# Wendy's Deviled Pterodactyl Eggs



## rivet (Jul 17, 2009)

The other day my daughter Wendy, saw Fire It Up's post on deviled pterodactyl eggs. We'd never deviled ours before and since we both like deviled eggs she wanted to give them a try. This morning boiled a dozen and onto the grill-






After a couple hours at about 275 over charcoal and mesquite chunk, they were ready as we added on a couple nekkid beef short ribs we dug up last night-






Peeled them up and ready to slice. They really took on a nice color and flavor through the shell-





Mixed the yolks with a bit of tarragon, lemon pepper, Koops yellow mustard, salt, apple cider vinegar and ceasar dressing instead of mayo. Tasted good! Sprinkled Old Bay instead of paprika for a different twist~






A bit of cilantro for greenery flavor and color and lets chow down!






Wendy and I thought they were excellent!



Thanks for looking at Wendy's deviled pterodactyl eggs!


----------



## the dude abides (Jul 17, 2009)

Nice job Wendy.  Between you and your brother, your dad will start to become a pretty good cook one of these days.








since you're teaching your dad a thing or two.



Did you say you boiled them first?  I thought you were taking them from fridge to smoker.  If so, how long did you boil first.


----------



## rivet (Jul 17, 2009)

Hey that's right on there, Dude! They are getting to be a lot better cooks than I am. Wait until you see their Guacamole fattie later today.....

We usually boil our pterodactyls before smoking. We've tried them on te smoker raw, but prefer them boiled first. We put them in a pot of cold tap water, then over high heat. After it starts boiling, lower heat to medium and cook for 15 minutes. Then onto cold tap water once again and ice cubes. 

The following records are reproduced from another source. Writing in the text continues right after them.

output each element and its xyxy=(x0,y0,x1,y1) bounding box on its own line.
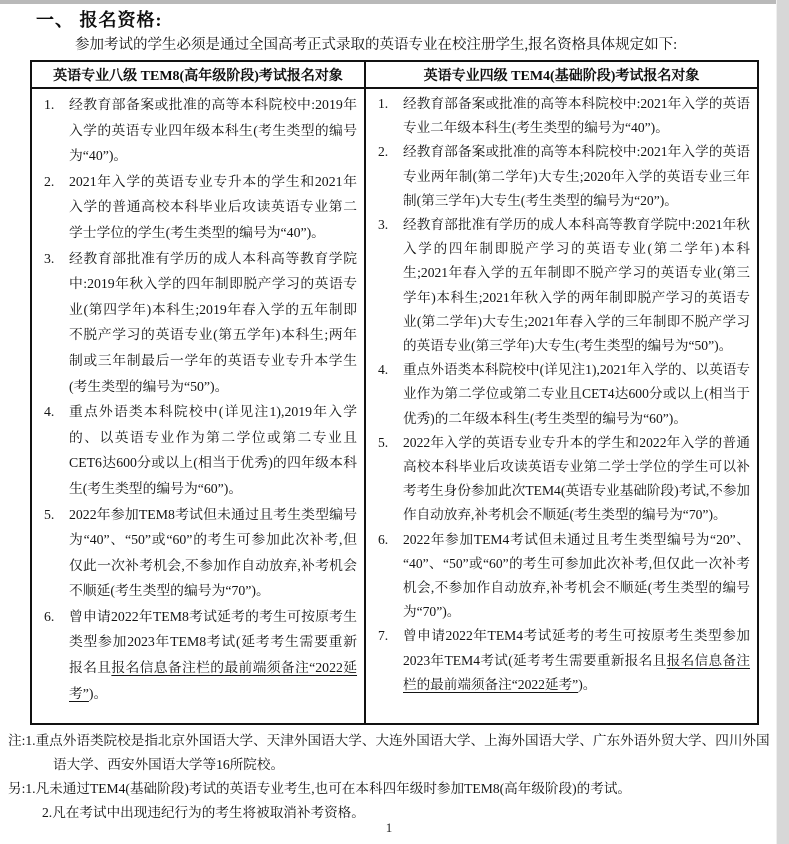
item-text: 2022年入学的英语专业专升本的学生和2022年入学的普通高校本科毕业后攻读英语… xyxy=(403,435,750,523)
item-text: 重点外语类本科院校中(详见注1),2019年入学的、以英语专业作为第二学位或第二… xyxy=(69,404,357,496)
list-item: 1.经教育部备案或批准的高等本科院校中:2019年入学的英语专业四年级本科生(考… xyxy=(42,92,357,169)
item-text: 经教育部备案或批准的高等本科院校中:2019年入学的英语专业四年级本科生(考生类… xyxy=(69,97,357,163)
list-item: 5.2022年参加TEM8考试但未通过且考生类型编号为“40”、“50”或“60… xyxy=(42,502,357,604)
item-number: 2. xyxy=(378,140,388,164)
item-number: 5. xyxy=(378,431,388,455)
footnote-key-schools: 注:1.重点外语类院校是指北京外国语大学、天津外国语大学、大连外国语大学、上海外… xyxy=(8,729,780,777)
item-number: 5. xyxy=(44,502,54,528)
item-text: 2021年入学的英语专业专升本的学生和2021年入学的普通高校本科毕业后攻读英语… xyxy=(69,174,357,240)
document-page: 一、 报名资格: 参加考试的学生必须是通过全国高考正式录取的英语专业在校注册学生… xyxy=(0,0,789,844)
item-number: 6. xyxy=(44,604,54,630)
list-item: 5.2022年入学的英语专业专升本的学生和2022年入学的普通高校本科毕业后攻读… xyxy=(376,431,750,528)
item-text: 经教育部备案或批准的高等本科院校中:2021年入学的英语专业二年级本科生(考生类… xyxy=(403,96,750,135)
list-item: 3.经教育部批准有学历的成人本科高等教育学院中:2021年秋入学的四年制即脱产学… xyxy=(376,213,750,358)
item-text: 经教育部备案或批准的高等本科院校中:2021年入学的英语专业两年制(第二学年)大… xyxy=(403,144,750,207)
list-item: 7.曾申请2022年TEM4考试延考的考生可按原考生类型参加2023年TEM4考… xyxy=(376,624,750,697)
tem8-item-list: 1.经教育部备案或批准的高等本科院校中:2019年入学的英语专业四年级本科生(考… xyxy=(32,92,364,723)
tem8-column-header: 英语专业八级 TEM8(高年级阶段)考试报名对象 xyxy=(32,62,364,89)
item-number: 7. xyxy=(378,624,388,648)
footnote-additional-1: 另:1.凡未通过TEM4(基础阶段)考试的英语专业考生,也可在本科四年级时参加T… xyxy=(8,777,780,801)
list-item: 4.重点外语类本科院校中(详见注1),2019年入学的、以英语专业作为第二学位或… xyxy=(42,399,357,501)
item-number: 3. xyxy=(378,213,388,237)
page-number: 1 xyxy=(0,820,778,836)
page-title: 一、 报名资格: xyxy=(36,6,163,32)
item-number: 1. xyxy=(44,92,54,118)
page-top-edge xyxy=(0,0,789,4)
tem4-item-list: 1.经教育部备案或批准的高等本科院校中:2021年入学的英语专业二年级本科生(考… xyxy=(366,92,757,723)
tem4-column: 英语专业四级 TEM4(基础阶段)考试报名对象 1.经教育部备案或批准的高等本科… xyxy=(366,62,757,723)
item-text: 2022年参加TEM8考试但未通过且考生类型编号为“40”、“50”或“60”的… xyxy=(69,507,357,599)
item-text: 经教育部批准有学历的成人本科高等教育学院中:2021年秋入学的四年制即脱产学习的… xyxy=(403,217,750,353)
list-item: 2.经教育部备案或批准的高等本科院校中:2021年入学的英语专业两年制(第二学年… xyxy=(376,140,750,213)
item-text: 重点外语类本科院校中(详见注1),2021年入学的、以英语专业作为第二学位或第二… xyxy=(403,362,750,425)
registration-table: 英语专业八级 TEM8(高年级阶段)考试报名对象 1.经教育部备案或批准的高等本… xyxy=(30,60,759,725)
item-text: 曾申请2022年TEM8考试延考的考生可按原考生类型参加2023年TEM8考试(… xyxy=(69,609,357,701)
item-number: 2. xyxy=(44,169,54,195)
item-number: 4. xyxy=(378,358,388,382)
item-number: 1. xyxy=(378,92,388,116)
tem8-column: 英语专业八级 TEM8(高年级阶段)考试报名对象 1.经教育部备案或批准的高等本… xyxy=(32,62,366,723)
item-text: 2022年参加TEM4考试但未通过且考生类型编号为“20”、“40”、“50”或… xyxy=(403,532,750,620)
list-item: 6.2022年参加TEM4考试但未通过且考生类型编号为“20”、“40”、“50… xyxy=(376,528,750,625)
item-number: 6. xyxy=(378,528,388,552)
item-number: 4. xyxy=(44,399,54,425)
list-item: 3.经教育部批准有学历的成人本科高等教育学院中:2019年秋入学的四年制即脱产学… xyxy=(42,246,357,400)
list-item: 6.曾申请2022年TEM8考试延考的考生可按原考生类型参加2023年TEM8考… xyxy=(42,604,357,706)
footnotes: 注:1.重点外语类院校是指北京外国语大学、天津外国语大学、大连外国语大学、上海外… xyxy=(8,729,780,825)
item-text: 经教育部批准有学历的成人本科高等教育学院中:2019年秋入学的四年制即脱产学习的… xyxy=(69,251,357,394)
page-right-edge xyxy=(776,0,789,844)
item-number: 3. xyxy=(44,246,54,272)
list-item: 2.2021年入学的英语专业专升本的学生和2021年入学的普通高校本科毕业后攻读… xyxy=(42,169,357,246)
list-item: 1.经教育部备案或批准的高等本科院校中:2021年入学的英语专业二年级本科生(考… xyxy=(376,92,750,140)
list-item: 4.重点外语类本科院校中(详见注1),2021年入学的、以英语专业作为第二学位或… xyxy=(376,358,750,431)
item-text: 曾申请2022年TEM4考试延考的考生可按原考生类型参加2023年TEM4考试(… xyxy=(403,628,750,691)
intro-paragraph: 参加考试的学生必须是通过全国高考正式录取的英语专业在校注册学生,报名资格具体规定… xyxy=(30,34,765,56)
tem4-column-header: 英语专业四级 TEM4(基础阶段)考试报名对象 xyxy=(366,62,757,89)
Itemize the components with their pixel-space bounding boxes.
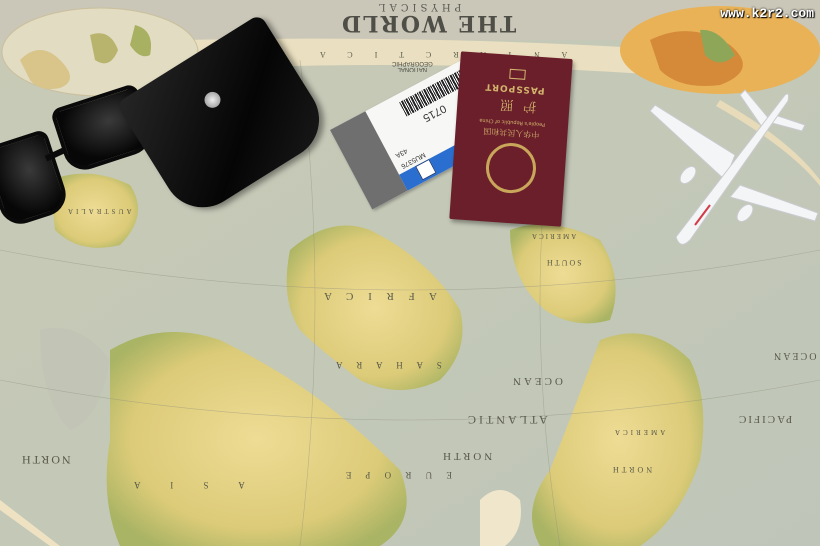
publisher-line-2: GEOGRAPHIC xyxy=(392,60,433,66)
national-emblem-icon xyxy=(484,141,537,194)
map-label-america-north: AMERICA xyxy=(612,428,665,436)
biometric-chip-icon xyxy=(509,69,526,80)
watermark-text: www.k2r2.com xyxy=(720,6,814,21)
map-label-africa: A F R I C A xyxy=(318,290,437,302)
map-label-europe: E U R O P E xyxy=(340,470,452,480)
map-label-pacific: PACIFIC xyxy=(737,413,792,425)
world-map-background xyxy=(0,0,820,546)
map-label-america-south: AMERICA xyxy=(530,232,576,240)
airplane-model xyxy=(650,85,820,250)
travel-flatlay-photo: PHYSICAL THE WORLD NATIONAL GEOGRAPHIC A… xyxy=(0,0,820,546)
map-label-atlantic: ATLANTIC xyxy=(465,412,548,427)
map-label-north-atlantic: NORTH xyxy=(440,450,492,462)
map-label-north-pacific: NORTH xyxy=(20,452,71,467)
map-label-north-america: NORTH xyxy=(610,465,652,474)
map-label-sahara: S A H A R A xyxy=(330,360,442,370)
publisher-logo: NATIONAL GEOGRAPHIC xyxy=(392,60,433,72)
map-label-ocean-right: OCEAN xyxy=(772,350,816,361)
publisher-line-1: NATIONAL xyxy=(392,66,433,72)
passport: PASSPORT 护照 People's Republic of China 中… xyxy=(449,51,572,226)
map-label-south: SOUTH xyxy=(545,258,582,267)
map-label-ocean: OCEAN xyxy=(510,375,563,387)
map-title: THE WORLD xyxy=(340,10,516,36)
map-label-asia: A S I A xyxy=(120,480,245,490)
class-code: 43A xyxy=(394,147,408,159)
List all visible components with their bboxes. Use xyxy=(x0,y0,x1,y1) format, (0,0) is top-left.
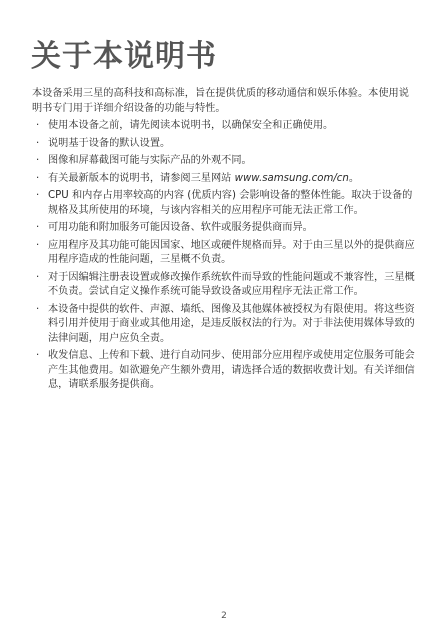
bullet-icon: · xyxy=(36,154,39,169)
list-item: ·可用功能和附加服务可能因设备、软件或服务提供商而异。 xyxy=(32,221,418,236)
list-item: ·图像和屏幕截图可能与实际产品的外观不同。 xyxy=(32,154,418,169)
list-item-text: 应用程序及其功能可能因国家、地区或硬件规格而异。对于由三星以外的提供商应用程序造… xyxy=(48,240,415,266)
list-item-text: CPU 和内存占用率较高的内容 (优质内容) 会影响设备的整体性能。取决于设备的… xyxy=(48,190,412,216)
list-item: ·应用程序及其功能可能因国家、地区或硬件规格而异。对于由三星以外的提供商应用程序… xyxy=(32,239,418,268)
samsung-website-link[interactable]: www.samsung.com/cn xyxy=(235,173,349,184)
bullet-icon: · xyxy=(36,221,39,236)
list-item: ·本设备中提供的软件、声源、墙纸、图像及其他媒体被授权为有限使用。将这些资料引用… xyxy=(32,303,418,347)
list-item-text: 本设备中提供的软件、声源、墙纸、图像及其他媒体被授权为有限使用。将这些资料引用并… xyxy=(48,304,415,344)
list-item: ·对于因编辑注册表设置或修改操作系统软件而导致的性能问题或不兼容性，三星概不负责… xyxy=(32,271,418,300)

After that, straight onto the grill!


----------



## fire it up (Jul 17, 2009)

I think we need a separate button to give your kids their own points because once again, bravo and points Wendy.
I love the ingredients you used in the yolk mixture.  Coming from a family where just about every holiday we have plain deviled eggs I love seeing variations and this sounds like a winner.
Thanks for sharing


----------



## mballi3011 (Jul 17, 2009)

Very nice rivet now thats a great way to teach the kids some life lessons. Families that cook together usually eat really really well.


----------



## morkdach (Jul 17, 2009)

for Wendy


----------



## alx (Jul 17, 2009)

Great group of folks you have Rivet.

I do eat quite a few hard-boiled eggs and this post and last few make it a must in my future deviled egg endeavors...


----------



## justsmoke2 (Jul 18, 2009)

One thing about smoked eggs is they will make believers out of non believers.
I have done them both in the egg and with out the shell.  If you hard boil them first don't cut them in half until after you have smoked them.  they will get tuff as heck.  Another is I find whipped horseradish mayo and add it to my devil mix.  Just a small bit to give a small hint flavor.  people will eat them just trying to figure what else you did.  Another is I mix the eggs up to make like a dip.  Small garlic toast or even crackers.


----------



## beer-b-q (Jul 18, 2009)

Nice Job Wendy.


----------



## tasunkawitko (Jul 18, 2009)

awesome job, wendy! i like the idea of using old bay ~ anyone who tells you that it's "just for seafood" just don't get it!

points for a great execution and presentation!


----------



## bbrock (Jul 18, 2009)

Congrads on the out come. they looked real good..Myself am a fan of Old Bay seasoning...


----------



## shooterrick (Jul 18, 2009)

Good job Wendy!  Points to ya!


----------



## carnuba (Jul 26, 2009)

points to wendy as i just tried these
i'll never eat another regular deviled egg again


----------



## dexter (Jul 26, 2009)

I have never had eggs this way. I will have to give them a try.


----------